A couple of hours later the Red Flag was thrown by the Race Director in response to a massive accident involving Andy Meyrick’s Bentley and Jürgen Krebs’ Lamborghini, once again at Raidillon. When Krebs spun to a halt facing the wrong way just over the crest of the hill, Meyrick had no chance to avoid him and hit the Lamborghini front on at around 170 mph, completely destroying both cars. Although both drivers were immediately rescued and transported to the local hospital's Intensive Care Unit, their injuries were described as "not life-threatening" and both drivers have subsequently left hospital. Meyrick even got married a fortnight after the accident.

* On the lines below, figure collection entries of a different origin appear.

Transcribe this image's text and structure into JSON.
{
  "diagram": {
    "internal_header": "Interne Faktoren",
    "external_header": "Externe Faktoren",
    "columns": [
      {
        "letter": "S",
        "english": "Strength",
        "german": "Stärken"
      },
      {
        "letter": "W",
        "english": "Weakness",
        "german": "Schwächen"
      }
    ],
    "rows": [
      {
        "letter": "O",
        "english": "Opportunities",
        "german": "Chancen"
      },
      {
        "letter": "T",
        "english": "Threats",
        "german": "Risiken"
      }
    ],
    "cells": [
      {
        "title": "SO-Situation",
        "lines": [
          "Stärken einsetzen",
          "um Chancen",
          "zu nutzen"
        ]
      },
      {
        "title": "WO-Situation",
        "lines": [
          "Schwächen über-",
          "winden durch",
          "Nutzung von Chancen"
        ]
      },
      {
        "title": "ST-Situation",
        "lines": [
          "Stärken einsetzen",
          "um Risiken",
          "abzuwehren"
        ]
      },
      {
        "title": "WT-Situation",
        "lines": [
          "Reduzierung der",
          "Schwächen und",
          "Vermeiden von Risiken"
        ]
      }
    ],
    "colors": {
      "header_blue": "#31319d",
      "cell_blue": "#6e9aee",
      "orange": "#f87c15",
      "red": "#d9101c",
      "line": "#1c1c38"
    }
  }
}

Racing got underway again after being halted for two hours, with the contest shaping up to be a German affair of Audi vs. BMW vs. Mercedes-AMG in the run to the chequered flag.
Down to BMW
Attrition played its usual role in endurance racing, with minor problems blunting the challenge of several contenders until the duel came down to the BMW M6 GT3s of Rowe Racing and Walkenhorst Motorsport.
The race organisers, SRO and the RACB, have created a festival atmosphere with concerts going on late into the night. Naturally, this attracts a huge crowd of locals who party hard, mostly oblivious to the action happening on the track not more than 100 yards from them.
The BMW pair exchanged the lead over the final six hours of the race and then, remarkably, the advantage fell to Walkenhorst. What made it remarkable was that while both cars had factory BMW drivers, Walkenhorst’s pair courtesy of Munich, Tom Blomqvist and Phillip Eng, had the silver-rated Christian Krognes, a Dane who sells bricks for a living during the week, as their teammate.
Fairy Tale Victory
Walkenhorst are a private team who are tiny compared with the factory-supported Rowe, but in an almost Hollywood-style fairy tale, they triumphed over the rest of the field. It was the stuff of dreams.
The Spa 24 Hours is surely worth a place on any petrolhead’s bucket list. It's very different in flavour and atmosphere from its elder cousin at Le Mans and has a charm and style all its own. You should try it one year. I guarantee you'll want to go back.